The Australian Department of Defence plans to take all of its data out of Global Switch facilities when its contract expires in 2020, as it fears that classified data may be at risk following last year’s £2.4bn ($3.03bn) investment in the company by a Chinese consortium, reports the Australian Broadcasting Corporation.
The move will cost the department AU$200m ($151m), and will see all of its data center operations returned into government hands, despite ongoing consolidation schemes that affect all of Australia’s federal agencies.
The Fear
Finalized in December last year, the injection of cash by a consortium called Elegant Jubilee bought a 49 percent stake in the company.
The consortium was put together by Daily Tech shareholder Li Qiang, and the main investor, the Sha Steel Group, is one of China’s most prominent data center companies.
Sir Malcolm Rifkind, a British politician who was a member of both John Major and Margaret Thatcher’s cabinets during their respective tenures, raised security concerns before the deal was signed, and later the EU Commission drafted plans to legislate against “politically motivated” takeovers of strategic firms.
A Foreign Investment Review Board investigation was launched, and Global Switch was forced to agree that Australian operations would be run by Aldersgate Investments, its parent company (which is owned by the Reuben brothers, the third richest individuals in the UK according to the Sunday Times rich list, having been valued at £14bn [$17.73bn] this year), but this did not suffice to calm the federal agency’s suspicions.
Global Switch maintains that its shareholders do not have access to its data centers and that the company itself does not provide any IT services which could see hardware and software compromised, nor does it have access to any customer data.
Consolidate, but not at all costs
Global Switch started providing services to the DoD in 2010, after Australian federal agencies undertook a data center consolidation plan in view of saving AU$1bn over 15 years. To this end, they struck deals with multiple privately owned data centers, granted the companies were able to prove that they had the credentials to store national security classified systems. Global Switch was one of five operators to be signed off for a ten year contract.
In 2014, the Australian Defence Department also signed an AU$800m ($604m) deal with Lockheed Martin to help consolidate its data centers down from 280 to 14, including 11 on Australian soil. Last year, the contract was renewed, this time requiring that the contractor supply the military with desktop computer systems.

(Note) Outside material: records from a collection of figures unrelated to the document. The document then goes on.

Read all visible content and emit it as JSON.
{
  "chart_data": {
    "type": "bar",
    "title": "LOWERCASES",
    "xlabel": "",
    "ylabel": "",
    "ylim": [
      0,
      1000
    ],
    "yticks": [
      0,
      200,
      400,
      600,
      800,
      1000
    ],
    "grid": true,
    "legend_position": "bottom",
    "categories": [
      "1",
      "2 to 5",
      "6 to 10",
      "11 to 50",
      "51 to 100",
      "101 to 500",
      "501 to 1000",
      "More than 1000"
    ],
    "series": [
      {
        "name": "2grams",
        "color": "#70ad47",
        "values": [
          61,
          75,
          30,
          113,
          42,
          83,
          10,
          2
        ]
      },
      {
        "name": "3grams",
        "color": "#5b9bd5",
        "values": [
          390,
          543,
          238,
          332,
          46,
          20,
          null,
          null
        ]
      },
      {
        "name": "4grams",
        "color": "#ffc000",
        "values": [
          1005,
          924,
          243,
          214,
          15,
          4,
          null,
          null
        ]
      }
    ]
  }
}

Chinese government-backed telco Huawei, on the other hand, was turned down, as it was considered a security risk. Incidentally, Huawei and Global Switch entered a partnership in April this year to develop modular data centers, and the latter also agreed to collaborate with China Telecom and Daily Tech, allowing the two access to its data centers in view of future expansion.
And in February, the British data center company closed a $530m revolving credit facility, renewing previous terms with the addition of a new investor, the Bank of China.